His voiceover is entirely free of doubt. As he takes us through the dizzying inner-workings of the Brazilian police force and those they typically keep in line by letting them do whatever they want so long as the cops on the beat get paid, Nascimento sounds like a guy writing a tell-all book after the fact. He is not seeking truth because he already knows the truth. He knows all the cops in Rio are corrupt; he knows the drug dealers rule the favelas; he knows the rich Rio kids who smoke dope are no better than the drug dealers they buy it from; he knows that BOPE, and BOPE alone, is the city’s savior, That makes him sound like a one dimensional character, and, rest assured, he is, even when the film segues to his personal life where a baby, as it must be, is on the way, prompting to Nascimento to ponder, as he has to, retirement.

This is stock, no more, no less, existing as motivation but betraying the emptiness underneath all the movie’s gloss, and its unchallenging nature in a seemingly limitless situation that would seem to have all sorts of angles. And it’s all conveyed, of course, in Shaky Cam Cinema, as are the action sequences, naturally, and everything in-between. These jittery frames are not intended to emblemize anything, they just are, an empty stylistic device that (probably) inadvertently hones in on the ethics of all the people involved.

All of Nascimento’s problems in the home are merely a narrative ruse for him to train a couple replacements, newbies coming into BOPE with, well, if not an innocence, necessarily, an inquisitive attitude, a chance for “Elite Squad” to pose some questions and seek some answers. Neto (Caio Junqueira), however, is pretty much a nonentity. André (André Ramiro), on the other hand, bears promise, particularly because a character who seems more willing to step back and consider, evinced by the way in which he moonlights as a law student. This puts him in a class with those rich kids, including Maria (Fernanda Machado) who works at an NGO helping kids a nearby favela. He doesn’t tell her he’s a cop, because he can’t, because to do so would put her in a jeopardy .

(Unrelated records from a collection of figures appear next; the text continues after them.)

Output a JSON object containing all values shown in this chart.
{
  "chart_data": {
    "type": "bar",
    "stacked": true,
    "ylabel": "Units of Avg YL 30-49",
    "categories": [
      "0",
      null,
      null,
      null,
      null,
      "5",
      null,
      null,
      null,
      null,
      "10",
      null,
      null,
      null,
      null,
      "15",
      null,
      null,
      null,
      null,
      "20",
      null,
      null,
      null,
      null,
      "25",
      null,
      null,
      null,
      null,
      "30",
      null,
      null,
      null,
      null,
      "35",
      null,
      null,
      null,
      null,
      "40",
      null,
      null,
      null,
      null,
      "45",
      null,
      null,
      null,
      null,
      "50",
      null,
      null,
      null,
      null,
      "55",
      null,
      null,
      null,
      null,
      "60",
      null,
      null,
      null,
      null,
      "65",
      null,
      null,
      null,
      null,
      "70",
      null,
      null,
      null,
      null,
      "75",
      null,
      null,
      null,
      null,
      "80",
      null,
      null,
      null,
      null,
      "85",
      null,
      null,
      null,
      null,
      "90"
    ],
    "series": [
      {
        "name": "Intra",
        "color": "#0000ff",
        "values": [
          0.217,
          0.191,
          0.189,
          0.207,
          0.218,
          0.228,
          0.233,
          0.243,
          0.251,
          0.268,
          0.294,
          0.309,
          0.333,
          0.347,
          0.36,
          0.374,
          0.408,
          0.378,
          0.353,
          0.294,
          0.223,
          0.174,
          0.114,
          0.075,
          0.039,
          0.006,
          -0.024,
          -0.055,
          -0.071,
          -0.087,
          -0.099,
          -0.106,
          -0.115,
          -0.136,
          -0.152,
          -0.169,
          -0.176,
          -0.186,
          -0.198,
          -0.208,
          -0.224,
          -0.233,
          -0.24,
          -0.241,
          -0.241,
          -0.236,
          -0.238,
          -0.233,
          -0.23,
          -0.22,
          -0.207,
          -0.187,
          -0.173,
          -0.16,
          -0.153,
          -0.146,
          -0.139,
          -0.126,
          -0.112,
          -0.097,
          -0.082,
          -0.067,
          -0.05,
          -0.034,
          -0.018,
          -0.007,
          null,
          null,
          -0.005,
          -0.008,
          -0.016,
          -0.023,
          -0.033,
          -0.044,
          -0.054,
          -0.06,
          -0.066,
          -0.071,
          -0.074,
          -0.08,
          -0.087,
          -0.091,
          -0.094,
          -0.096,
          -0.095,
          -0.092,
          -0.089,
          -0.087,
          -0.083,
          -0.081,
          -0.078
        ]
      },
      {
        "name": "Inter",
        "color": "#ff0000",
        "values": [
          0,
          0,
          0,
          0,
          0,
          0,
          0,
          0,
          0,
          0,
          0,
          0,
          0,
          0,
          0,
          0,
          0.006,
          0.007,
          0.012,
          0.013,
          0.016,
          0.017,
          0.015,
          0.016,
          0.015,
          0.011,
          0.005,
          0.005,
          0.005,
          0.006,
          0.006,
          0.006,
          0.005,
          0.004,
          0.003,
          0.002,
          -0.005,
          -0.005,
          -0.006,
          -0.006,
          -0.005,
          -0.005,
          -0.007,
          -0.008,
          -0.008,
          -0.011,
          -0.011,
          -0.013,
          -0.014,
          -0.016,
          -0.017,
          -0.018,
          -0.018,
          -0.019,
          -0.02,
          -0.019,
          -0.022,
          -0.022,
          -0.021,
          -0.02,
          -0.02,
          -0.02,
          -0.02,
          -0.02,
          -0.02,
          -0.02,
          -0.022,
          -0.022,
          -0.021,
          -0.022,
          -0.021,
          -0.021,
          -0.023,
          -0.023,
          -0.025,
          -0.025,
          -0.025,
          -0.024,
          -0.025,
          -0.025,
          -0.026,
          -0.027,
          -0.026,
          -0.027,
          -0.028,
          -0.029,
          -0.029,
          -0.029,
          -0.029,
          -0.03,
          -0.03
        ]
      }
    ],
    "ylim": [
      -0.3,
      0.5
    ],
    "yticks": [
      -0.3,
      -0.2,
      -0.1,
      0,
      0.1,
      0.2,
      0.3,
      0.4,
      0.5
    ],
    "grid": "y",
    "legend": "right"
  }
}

This leads to classroom scenes where André’s fellow students lash out against the police and he shouts back at them. What’s interesting is these scenes are not discussions; there is not back and forth; there is no examining each side of the issue; it is mark your line in the sand and don’t come across, or else. And that, frankly, is “Elite Squad” in its entirety,

And by staking its claim with Nascimento – that voiceover – it essentially falls on the side of BOPE, whether it intends to or not, brought home in the training sequence that kicks off the third act which could have been cribbed from a hundred other boot camp movies, and that concludes with its members literally invading the favela, as if it’s war, which it is. And it becomes that Machivellian idea of how war cannot be avoided, only postponed to the advantage of others, and so the Tropa de Elite may as well just get on with what will come anyway.